Personne ne l’avait suivie et ils avaient continué sans elle.


Le reste de la journée, elle l’avait passée à tempêter « contre ses hommes qui ne voulaient pas d’elle, » sous les regards complices de ses dames de compagnie et membres de sa Cour. Celles-là, Kahina les ménageait avec soin car elles représentaient, elle l’avait vite compris, la base de son pouvoir. Elles étaient toutes de sang noble et certaines  étaient les épouses des seigneurs les plus puissants de Sybrondil, ce qui faisait d’elles une source d’influence et d’information presque intarissable. Dès lors, l’estréventine avait multiplié les bonnes volontés, se fendant même de quelques cadeaux. L’ambiance était toujours bonne et empreinte de simplicité en sa présence, le fait qu’elle les tutoyât avait d’abord surpris, puis la pratique s’était généralisée. Si bien que toutes avaient pris sa défense, comme une seule femme, désespérant de la prétendue bêtise des hommes et même l’épouse du notable d’Olyon y avait été de son petit commentaire sur l’exécrable humeur de son seigneur et maître. Profitant de l’occasion, Kahina l’avait pressée de lui faire entendre raison pour finalement lui demander de l’inviter à la rejoindre le soir-même, pour qu’ils pussent ensemble mettre de côté leurs différends. On avait applaudi la baronne pour cette proposition, qui prouvait une fois encore l’élégance de la femme et sa supériorité sur la brusquerie de l’homme.


Il était venu, bien entendu, mais l’entrevue avait été de courte durée. Il s’était contenté de lui résumer ce qu’il avait manqué avant de lui demander plus de retenue, arguant qu’elle n’était plus à Thaar désormais et que Sybrondil avait besoin d’une baronne et pas d’une enfant gâtée. Oh, il n’avait pas été jusqu’à prononcer les mots mais son ton avait parlé pour lui. Kahina l’avait congédié, le regard sombre et aux yeux de tous, il avait été le dernier à la voir ce jour-là et ce détail était d’importance.

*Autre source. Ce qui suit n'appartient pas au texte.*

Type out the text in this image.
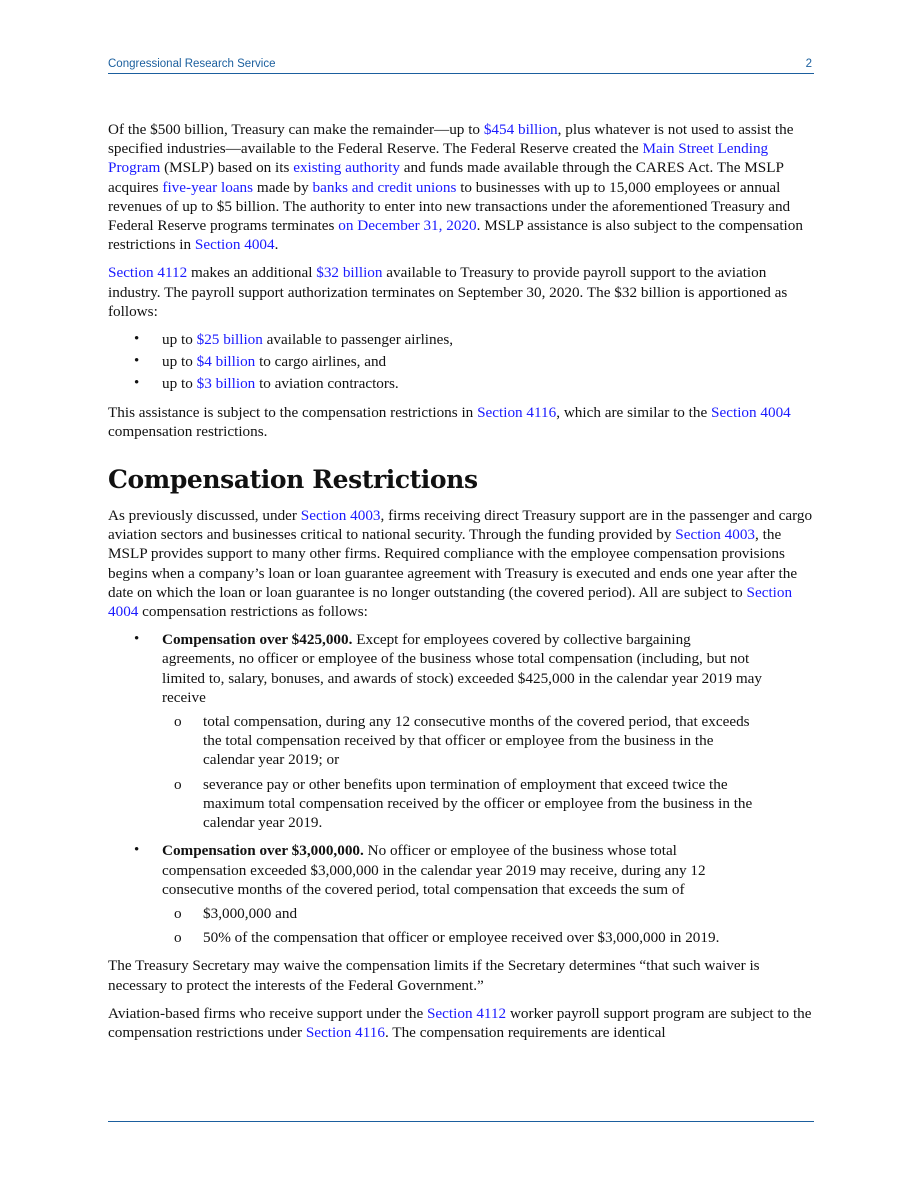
Congressional Research Service	2

Of the $500 billion, Treasury can make the remainder—up to $454 billion, plus whatever is not used to assist the specified industries—available to the Federal Reserve. The Federal Reserve created the Main Street Lending Program (MSLP) based on its existing authority and funds made available through the CARES Act. The MSLP acquires five-year loans made by banks and credit unions to businesses with up to 15,000 employees or annual revenues of up to $5 billion. The authority to enter into new transactions under the aforementioned Treasury and Federal Reserve programs terminates on December 31, 2020. MSLP assistance is also subject to the compensation restrictions in Section 4004.

Section 4112 makes an additional $32 billion available to Treasury to provide payroll support to the aviation industry. The payroll support authorization terminates on September 30, 2020. The $32 billion is apportioned as follows:

• up to $25 billion available to passenger airlines,
• up to $4 billion to cargo airlines, and
• up to $3 billion to aviation contractors.

This assistance is subject to the compensation restrictions in Section 4116, which are similar to the Section 4004 compensation restrictions.

Compensation Restrictions

As previously discussed, under Section 4003, firms receiving direct Treasury support are in the passenger and cargo aviation sectors and businesses critical to national security. Through the funding provided by Section 4003, the MSLP provides support to many other firms. Required compliance with the employee compensation provisions begins when a company’s loan or loan guarantee agreement with Treasury is executed and ends one year after the date on which the loan or loan guarantee is no longer outstanding (the covered period). All are subject to Section 4004 compensation restrictions as follows:

• Compensation over $425,000. Except for employees covered by collective bargaining agreements, no officer or employee of the business whose total compensation (including, but not limited to, salary, bonuses, and awards of stock) exceeded $425,000 in the calendar year 2019 may receive
o total compensation, during any 12 consecutive months of the covered period, that exceeds the total compensation received by that officer or employee from the business in the calendar year 2019; or
o severance pay or other benefits upon termination of employment that exceed twice the maximum total compensation received by the officer or employee from the business in the calendar year 2019.
• Compensation over $3,000,000. No officer or employee of the business whose total compensation exceeded $3,000,000 in the calendar year 2019 may receive, during any 12 consecutive months of the covered period, total compensation that exceeds the sum of
o $3,000,000 and
o 50% of the compensation that officer or employee received over $3,000,000 in 2019.

The Treasury Secretary may waive the compensation limits if the Secretary determines “that such waiver is necessary to protect the interests of the Federal Government.”

Aviation-based firms who receive support under the Section 4112 worker payroll support program are subject to the compensation restrictions under Section 4116. The compensation requirements are identical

« Je commence à en avoir assez ! Quand je te donne un ordre, tu m’obéis. Ne crois pas que parce que nous ne sommes pas à Thaar, je ne trouverai pas un moyen de… » avait sifflé Kahina, avant que le large poing du colosse ne vînt lui couper le souffle. Il n’avait bien entendu pas frappé le ventre, c’eut été trop dangereux pour le bébé, mais l’épaule et l’impact avait été assez violent pour faire blêmir la baronne. Elle n’avait pas pipé mot, cependant et quand la surprise du choc avait passé, elle s’était contentée de le renvoyer d’un geste. Le lendemain, elle avait eu la satisfaction de voir une marque violacée s’étaler sur sa peau là où le métisse l’avait violentée.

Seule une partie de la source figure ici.